Using Docs: https://docs.scipy.org/doc/numpy-1.13.0/user/basics.indexing.html The following implementation should work for arbitrary number of dimensions/shapes for some numpy ndarray.

First we need a multi-dimensional set of indexes and some example data:

import numpy as np
y = np.arange(35).reshape(5,7)
print(y) 
indexlist = [[0,1], [0,2], [3,3]]
print ('indexlist:', indexlist)

To actually extract the intuitive result the trick is to use a Transpose:

indexlisttranspose = np.array(indexlist).T.tolist()
print ('indexlist.T:', indexlisttranspose)
print ('y[indexlist.T]:', y[ tuple(indexlisttranspose) ])

Makes the following terminal output:

 y: [[ 0 1 2 3 4 5 6] [ 7 8 9 10 11 12 13] [14 15 16 17 18 19 20] [21 22 23 24 25 26 27] [28 29 30 31 32 33 34]] indexlist: [[0, 1], [0, 2], [3, 3]] indexlist.T: [[0, 0, 3], [1, 2, 3]] y[indexlist.T]: [ 1 2 24]

The tuple... fixes a future warning which we can cause like so:

print ('y[indexlist.T]:', y[ indexlisttranspose ])

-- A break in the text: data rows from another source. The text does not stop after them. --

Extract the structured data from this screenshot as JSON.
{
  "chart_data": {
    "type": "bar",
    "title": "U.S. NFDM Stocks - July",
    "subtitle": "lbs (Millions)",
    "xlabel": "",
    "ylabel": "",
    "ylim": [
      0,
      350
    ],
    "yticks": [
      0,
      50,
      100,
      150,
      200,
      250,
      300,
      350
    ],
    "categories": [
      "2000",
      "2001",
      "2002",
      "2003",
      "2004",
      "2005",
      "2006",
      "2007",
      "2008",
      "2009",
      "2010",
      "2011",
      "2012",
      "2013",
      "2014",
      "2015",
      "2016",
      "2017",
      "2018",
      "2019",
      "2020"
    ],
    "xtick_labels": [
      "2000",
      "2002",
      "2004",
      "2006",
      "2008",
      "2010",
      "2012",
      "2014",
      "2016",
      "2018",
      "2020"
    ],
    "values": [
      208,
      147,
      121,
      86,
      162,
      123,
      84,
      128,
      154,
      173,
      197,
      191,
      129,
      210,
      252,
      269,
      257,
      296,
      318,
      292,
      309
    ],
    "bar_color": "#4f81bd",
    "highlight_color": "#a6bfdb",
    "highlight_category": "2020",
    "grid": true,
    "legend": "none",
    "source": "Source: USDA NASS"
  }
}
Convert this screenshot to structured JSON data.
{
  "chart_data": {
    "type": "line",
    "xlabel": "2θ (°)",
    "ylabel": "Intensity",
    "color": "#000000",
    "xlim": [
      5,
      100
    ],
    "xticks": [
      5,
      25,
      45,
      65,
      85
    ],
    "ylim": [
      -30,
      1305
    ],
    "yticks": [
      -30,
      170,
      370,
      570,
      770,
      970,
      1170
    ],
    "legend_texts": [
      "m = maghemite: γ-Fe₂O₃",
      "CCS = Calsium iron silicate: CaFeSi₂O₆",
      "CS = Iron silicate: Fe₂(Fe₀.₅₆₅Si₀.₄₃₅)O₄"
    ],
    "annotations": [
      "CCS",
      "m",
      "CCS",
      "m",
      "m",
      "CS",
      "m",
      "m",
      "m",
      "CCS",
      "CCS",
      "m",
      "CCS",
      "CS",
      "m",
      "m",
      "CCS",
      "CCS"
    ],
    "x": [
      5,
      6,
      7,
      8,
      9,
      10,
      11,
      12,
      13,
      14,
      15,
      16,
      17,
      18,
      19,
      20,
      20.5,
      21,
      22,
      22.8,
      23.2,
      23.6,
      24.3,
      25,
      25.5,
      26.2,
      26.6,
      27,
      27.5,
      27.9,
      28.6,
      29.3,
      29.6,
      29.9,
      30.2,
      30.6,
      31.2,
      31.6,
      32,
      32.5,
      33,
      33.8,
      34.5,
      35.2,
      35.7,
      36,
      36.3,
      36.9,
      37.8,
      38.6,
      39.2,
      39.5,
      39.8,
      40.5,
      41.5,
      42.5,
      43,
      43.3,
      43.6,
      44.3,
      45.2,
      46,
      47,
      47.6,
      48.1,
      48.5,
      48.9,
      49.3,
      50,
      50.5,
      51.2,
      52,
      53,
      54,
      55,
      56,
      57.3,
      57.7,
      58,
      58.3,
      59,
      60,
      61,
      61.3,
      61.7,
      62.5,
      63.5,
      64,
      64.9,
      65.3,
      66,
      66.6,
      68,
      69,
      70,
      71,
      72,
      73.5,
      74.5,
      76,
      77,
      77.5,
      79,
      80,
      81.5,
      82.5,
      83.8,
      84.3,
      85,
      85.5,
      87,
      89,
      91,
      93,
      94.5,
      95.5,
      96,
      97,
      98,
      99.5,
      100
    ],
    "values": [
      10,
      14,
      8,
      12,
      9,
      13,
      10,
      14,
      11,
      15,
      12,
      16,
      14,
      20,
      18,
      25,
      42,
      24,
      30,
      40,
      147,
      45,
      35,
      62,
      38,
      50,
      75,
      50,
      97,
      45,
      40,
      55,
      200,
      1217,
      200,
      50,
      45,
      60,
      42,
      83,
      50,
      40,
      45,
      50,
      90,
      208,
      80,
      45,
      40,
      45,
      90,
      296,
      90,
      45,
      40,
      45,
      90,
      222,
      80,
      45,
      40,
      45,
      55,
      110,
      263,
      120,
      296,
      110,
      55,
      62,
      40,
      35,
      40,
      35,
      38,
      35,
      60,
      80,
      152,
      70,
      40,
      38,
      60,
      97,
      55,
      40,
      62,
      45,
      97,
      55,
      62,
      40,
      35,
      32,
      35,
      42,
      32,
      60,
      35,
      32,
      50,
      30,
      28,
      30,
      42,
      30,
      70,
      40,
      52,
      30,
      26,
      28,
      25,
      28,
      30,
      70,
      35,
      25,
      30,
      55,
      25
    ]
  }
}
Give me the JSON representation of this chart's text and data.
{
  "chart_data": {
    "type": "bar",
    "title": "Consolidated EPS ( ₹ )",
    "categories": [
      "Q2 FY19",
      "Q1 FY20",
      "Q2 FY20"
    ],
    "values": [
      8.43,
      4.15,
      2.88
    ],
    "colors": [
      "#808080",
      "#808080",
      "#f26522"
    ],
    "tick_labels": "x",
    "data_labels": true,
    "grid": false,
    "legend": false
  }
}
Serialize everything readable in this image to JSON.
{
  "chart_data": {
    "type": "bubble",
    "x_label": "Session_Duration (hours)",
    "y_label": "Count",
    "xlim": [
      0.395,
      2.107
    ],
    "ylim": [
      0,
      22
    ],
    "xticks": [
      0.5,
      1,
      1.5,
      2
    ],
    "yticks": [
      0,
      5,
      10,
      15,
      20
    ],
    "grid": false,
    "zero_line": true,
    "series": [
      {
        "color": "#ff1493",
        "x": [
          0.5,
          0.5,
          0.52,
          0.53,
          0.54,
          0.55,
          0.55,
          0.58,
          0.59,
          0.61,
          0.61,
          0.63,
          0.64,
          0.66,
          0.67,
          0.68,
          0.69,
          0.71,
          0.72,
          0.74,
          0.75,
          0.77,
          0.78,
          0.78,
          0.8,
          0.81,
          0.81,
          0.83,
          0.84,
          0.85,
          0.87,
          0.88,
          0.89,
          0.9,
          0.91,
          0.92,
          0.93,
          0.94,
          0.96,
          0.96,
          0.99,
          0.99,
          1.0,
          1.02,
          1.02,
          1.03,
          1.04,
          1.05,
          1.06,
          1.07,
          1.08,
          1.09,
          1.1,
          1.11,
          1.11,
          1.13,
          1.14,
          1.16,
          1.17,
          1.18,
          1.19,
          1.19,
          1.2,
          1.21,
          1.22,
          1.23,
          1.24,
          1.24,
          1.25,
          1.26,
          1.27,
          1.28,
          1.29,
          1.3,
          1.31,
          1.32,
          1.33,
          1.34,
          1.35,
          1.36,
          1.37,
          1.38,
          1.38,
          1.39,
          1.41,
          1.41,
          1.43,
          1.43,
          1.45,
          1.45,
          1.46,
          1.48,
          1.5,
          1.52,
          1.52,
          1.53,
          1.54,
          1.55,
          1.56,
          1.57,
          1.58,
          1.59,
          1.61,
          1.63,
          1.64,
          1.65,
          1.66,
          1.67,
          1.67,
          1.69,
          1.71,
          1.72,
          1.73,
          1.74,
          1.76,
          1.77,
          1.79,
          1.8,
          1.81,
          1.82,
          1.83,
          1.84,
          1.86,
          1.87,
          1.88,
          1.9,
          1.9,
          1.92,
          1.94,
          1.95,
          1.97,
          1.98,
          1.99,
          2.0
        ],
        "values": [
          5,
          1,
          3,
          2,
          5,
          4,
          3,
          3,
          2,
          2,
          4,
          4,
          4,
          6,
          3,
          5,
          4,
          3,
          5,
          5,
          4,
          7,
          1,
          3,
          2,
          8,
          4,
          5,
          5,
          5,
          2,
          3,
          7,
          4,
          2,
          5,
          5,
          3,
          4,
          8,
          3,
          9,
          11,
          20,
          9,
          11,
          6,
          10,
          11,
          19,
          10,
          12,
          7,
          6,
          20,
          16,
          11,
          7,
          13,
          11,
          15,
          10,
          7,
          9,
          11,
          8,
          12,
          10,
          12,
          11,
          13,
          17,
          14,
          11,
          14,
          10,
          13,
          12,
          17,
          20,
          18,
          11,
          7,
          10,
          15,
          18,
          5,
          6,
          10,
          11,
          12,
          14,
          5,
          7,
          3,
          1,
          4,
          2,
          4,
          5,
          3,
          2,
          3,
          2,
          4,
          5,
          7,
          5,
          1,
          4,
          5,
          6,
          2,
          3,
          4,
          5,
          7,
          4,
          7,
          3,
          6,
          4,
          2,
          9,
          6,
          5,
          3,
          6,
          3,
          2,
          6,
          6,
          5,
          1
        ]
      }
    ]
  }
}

 FutureWarning: Using a non-tuple sequence for multidimensional indexing is deprecated; use `arr[tuple(seq)]` instead of `arr[seq]`. In the future this will be interpreted as an array index, `arr[np.array(seq)]`, which will result either in an error or a different result. print ('y[indexlist.T]:', y[ indexlisttranspose ]) y[indexlist.T]: [ 1 2 24]

Answer 4

Do you know how that translates for multi-dimensional arrays?

It can be expanded to multi dimensional arrays by giving a 1d array for every index so for a 2d array

filter_indices=np.array([[1,0],[0,1]])
array=np.array([[0,1],[1,2]])
print(array[filter_indices[:,0],filter_indices[:,1])

will give you : [1,1]

Scipy has an explanation on what will happen if you call: print(array[filter_indices])

Docs - https://docs.scipy.org/doc/numpy-1.13.0/user/basics.indexing.html

Answer 5

最快的方法是X[tuple(index.T)] ，其中X是包含元素的 ndarray， index是希望检索的索引的 ndarray。